N’allez surtout pas croire que ce soit une beauté indigène. Elle n’est pas belle... »

Mac Isaac leva la plume et parut se pencher avec attention sur la nuit rugissante.

« Elle n’est pas très belle... »

Il rejeta sa plume et choisit une plume neuve.

« ...Elle n’est pas aussi belle que vous, Elisabeth. Et puis... c’est autre chose. Elle est tellement loin de nous ! Mais j’irai avec la joie du Croyant jusqu’au bout de mon sacrifice.

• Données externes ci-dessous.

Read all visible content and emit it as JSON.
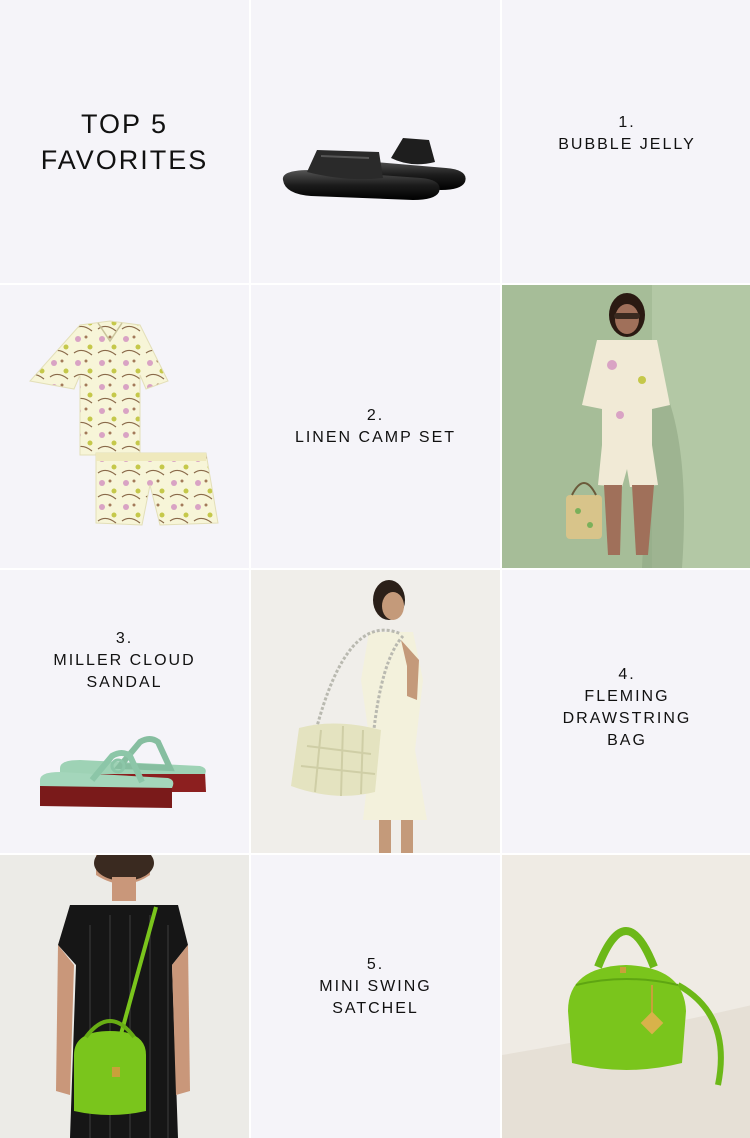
{
  "header": {
    "title": "TOP 5\nFAVORITES"
  },
  "items": [
    {
      "number": "1.",
      "name": "BUBBLE JELLY"
    },
    {
      "number": "2.",
      "name": "LINEN CAMP SET"
    },
    {
      "number": "3.",
      "name": "MILLER CLOUD\nSANDAL"
    },
    {
      "number": "4.",
      "name": "FLEMING\nDRAWSTRING\nBAG"
    },
    {
      "number": "5.",
      "name": "MINI SWING\nSATCHEL"
    }
  ],
  "colors": {
    "panel": "#f5f4f9",
    "text": "#111111",
    "jelly_black": "#1a1a1a",
    "sage_bg": "#a9c09a",
    "mint_sandal": "#9ed2b5",
    "red_sole": "#8c1f1f",
    "bag_cream": "#e8e8c6",
    "lime_green": "#7ac51c"
  }
}
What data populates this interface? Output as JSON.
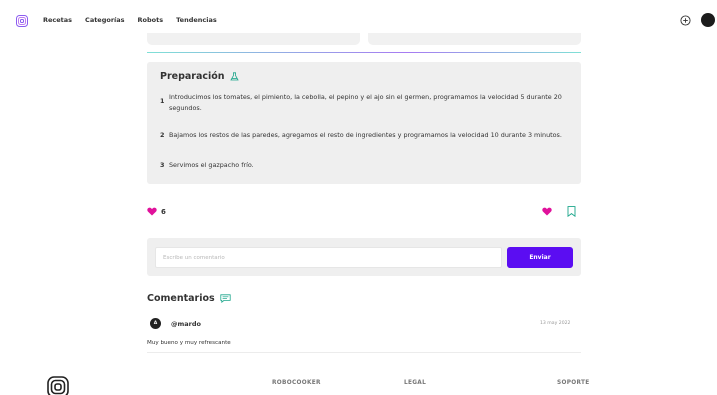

J’espère que le Patrick Sunderland viendra cet été, malgré les tempêtes exceptionnellement violentes et nombreuses. Il nous reste peu de vivres, mais comme le personnel indigène est décimé par les épidémies nous pouvons subsister un an sans ravitaillement. J’espère lui confier cette lettre qui vous apportera l’expression de ma douleur enfin dominée et de mon affection persévérante.

Votre frère en Jésus-Christ.

 

Duncan MAC ISAAC. Past. »

 

Le Pasteur resta longtemps immobile sous la clarté rose de la lampe. Il écoutait le fracas du Horn qui ravageait la forêt préhistorique et les montagnes. Minuit sonnait. Il ajouta au bas de la page :

« Et j’ai trouvé plus amère que la mort la femme dont le cœur est un piège et un filet, et dont les mains sont des liens ; celui qui est agréable à Dieu lui échappera ; mais le pécheur sera pris par elle. » Ecclésiaste, VII, 26.